L’Evêque assiste en chape, introduit la prière des Laudes, proclame la collecte de la Messe, bénit le peuple avec l’Evangéliaire, impose l’étole au Curé de Jérusalem, le Père Feras Hejazin qui s’apprête à monter en chaire pour l’homélie et donne la bénédiction solennelle finale. La célébration eucharistique est présidée par le semainier de service du couvent de Saint Sauveur, le Père Noël Muscat, et concélébrée par le clergé local et par les prêtres hôtes.

Un nouveau livret publié spécialement à cet effet, explique dans l’introduction le caractère antique et l’unité des célébrations du premier Dimanche de Carême comme d’autres temps forts : « En chacun d’eux revit, ritualisée, l’accueil que les franciscains réservaient aux pèlerins, la procession solennelle qui leur permettait de les guider afin qu’ils visitent, prient et méditent dans les Lieux Saints que la Basilique renferme, la prière nocturne, le Sacrement de la réconciliation qui offrait à tous la possibilité de participer pleinement à la Messe solennelle du matin qui concluait la visite ».

Ce matin aussi, toutes les Eglises célèbrent simultanément leurs liturgies.
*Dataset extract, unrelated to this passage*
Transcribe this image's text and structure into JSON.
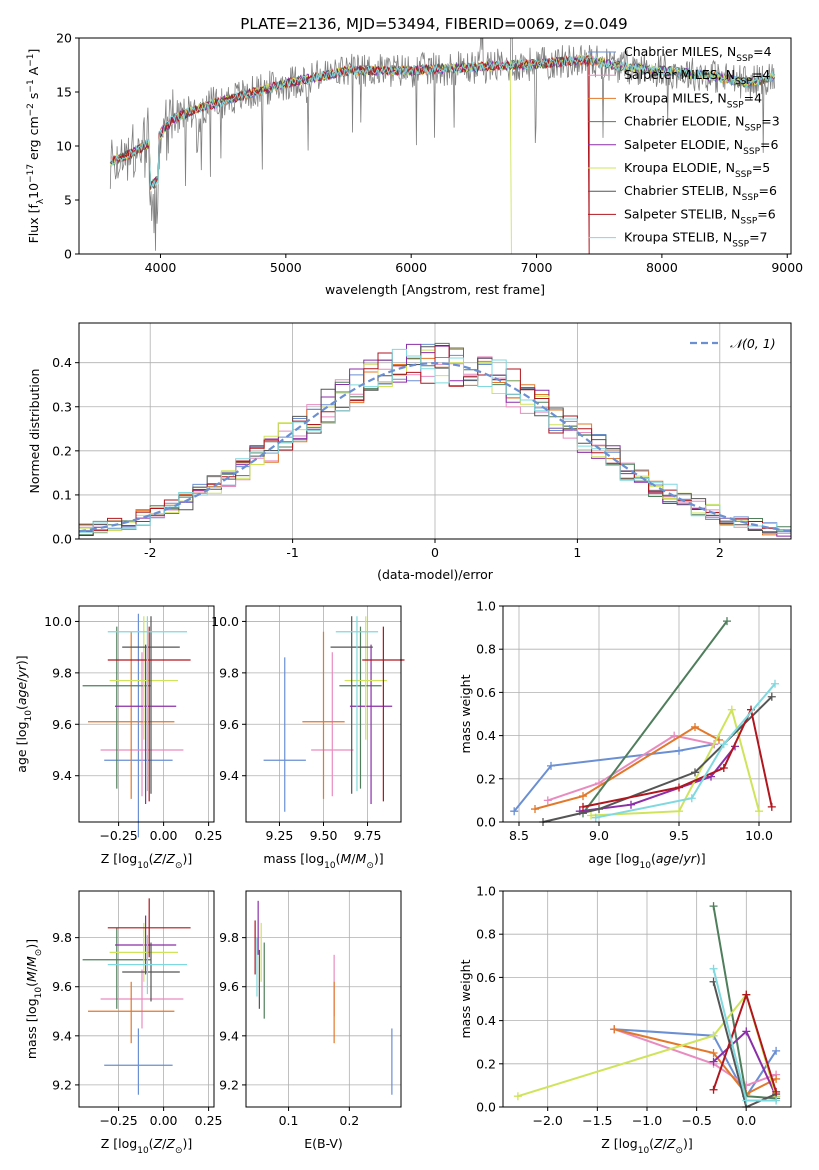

Lorsque les Latins commencent la Messe, les Coptes en sont à la communion, les Grecs ayant déjà commencé et les Syriens sont depuis longtemps dans leur chapelle. Vers 08h10, résonne à l’improviste l’excès vocal des séminaristes arméniens que seul l’orgue du Père Armando Pierucci parvient à tempérer. Maintenant, nous y sommes tous : c’est le premier Dimanche de Carême au Saint Sépulcre.